In this step the culture supernatants are diluted to one-half in order to reduce the background of the ELISA. If the background is still high, dilution of the culture supernatants can be one-fifth to one-tenth or more with PBS-Tween.

The titration of the mAbs and the second reagent is very important for obtaining the best results. It often varies from 1/100 to 1/100,000, and it should be determined for each mAb.

The SDS-polyacrylamide gel electrophoresis (PAGE) is carried out by the method of Laemmli(12). The detailed conditions, such as the concentration of the gel or reducing/nonreducing and so on, should be changed case by case. Generally, loading 0.5–10 μg/lane of purified virus fraction would be enough for the detection of the viral antigen by the chemiluminescence method.

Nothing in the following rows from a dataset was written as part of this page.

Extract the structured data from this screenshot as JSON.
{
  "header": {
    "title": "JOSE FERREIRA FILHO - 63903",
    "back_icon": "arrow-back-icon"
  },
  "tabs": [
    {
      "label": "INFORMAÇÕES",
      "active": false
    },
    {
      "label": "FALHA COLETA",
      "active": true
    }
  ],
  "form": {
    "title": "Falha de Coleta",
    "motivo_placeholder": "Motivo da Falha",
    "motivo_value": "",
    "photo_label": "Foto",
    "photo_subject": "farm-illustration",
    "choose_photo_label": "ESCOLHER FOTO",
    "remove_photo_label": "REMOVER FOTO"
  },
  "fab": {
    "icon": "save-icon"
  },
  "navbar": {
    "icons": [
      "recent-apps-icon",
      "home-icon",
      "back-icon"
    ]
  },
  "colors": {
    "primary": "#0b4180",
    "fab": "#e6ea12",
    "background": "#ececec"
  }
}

We conveniently utilize transparent sheets such as those used for an overhead projector (OHP-sheet).

In order to obtain good sensitivity and specificity of the test system, the optimization of the combination of two antibodies, i.e., coating mAb and detecting mAb, is required. This can be done by the ELISA with a matrix of candidate coating-mAbs and detecting-mAbs(6).